By Patricia Jordan
Commonly known as Amaryllis, this showy bulb hails from South Africa and is often given as a gift around Christmas time. In warm climates, hippeastrum can be grown outdoors successfully but usually it is regarded as an indoor plant. Compared to other members of the bulb family, the actual bulb is huge. In the wild, the large trumpet-like flowers are usually red or purple but much interbreeding had taken place over many years to produce other colours with attractive stripes and graduations of colour. The long, broad, fleshy leaves appear after the tall flower stems, which support the heavy flower heads of anything up to 15 flower heads. The stems are hollow and can grow to over 50cm in some cases.

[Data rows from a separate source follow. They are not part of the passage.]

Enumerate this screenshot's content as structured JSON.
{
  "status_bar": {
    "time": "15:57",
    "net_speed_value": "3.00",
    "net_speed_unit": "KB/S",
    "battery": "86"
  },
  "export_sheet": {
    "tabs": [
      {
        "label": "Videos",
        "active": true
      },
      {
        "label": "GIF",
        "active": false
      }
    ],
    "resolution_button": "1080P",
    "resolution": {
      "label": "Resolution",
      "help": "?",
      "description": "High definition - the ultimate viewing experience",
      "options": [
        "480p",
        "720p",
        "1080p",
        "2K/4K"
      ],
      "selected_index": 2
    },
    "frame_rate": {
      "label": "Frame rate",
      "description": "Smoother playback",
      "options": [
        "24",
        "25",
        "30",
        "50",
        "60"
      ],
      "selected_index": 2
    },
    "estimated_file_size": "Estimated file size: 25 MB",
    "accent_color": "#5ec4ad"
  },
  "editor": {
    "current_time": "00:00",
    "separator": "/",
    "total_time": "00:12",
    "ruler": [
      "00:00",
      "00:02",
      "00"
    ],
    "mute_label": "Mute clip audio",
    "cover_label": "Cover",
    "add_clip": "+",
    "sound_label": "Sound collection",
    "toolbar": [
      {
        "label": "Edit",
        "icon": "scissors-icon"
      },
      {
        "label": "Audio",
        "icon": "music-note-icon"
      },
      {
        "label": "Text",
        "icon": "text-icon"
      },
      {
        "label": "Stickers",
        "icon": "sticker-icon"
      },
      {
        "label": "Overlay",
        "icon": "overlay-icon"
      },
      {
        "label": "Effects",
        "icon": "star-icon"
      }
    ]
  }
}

The bulbs may have started to sprout flower stems in their packages, so take great care when removing them. These very large bulbs like to be cosy in their pots, with just a finger’s space between the edge of the bulb and the side of the pot. Using multi-purpose potting compost, place the bulb so that its ‘head and shoulders’ are above the earth. Do not water too much, but while the flower stems are growing, turn the pot regularly so that the flowers do not lean over to the light. Growth can be fast and the plant may need some staking.
Once the lovely flowers have gone over, remove the dead heads and stem, and feed with a balanced (all the same numbers) fertiliser weekly, which will encourage the leaves to continue to grow, helping to make the flower for next season. Place the plant in a cool position and stop watering at the end of the summer, and the leaves will die down. After six weeks or so, you can resume watering and feeding. Hippeastrum plants probably need to be re-potted every two or three years after flowering.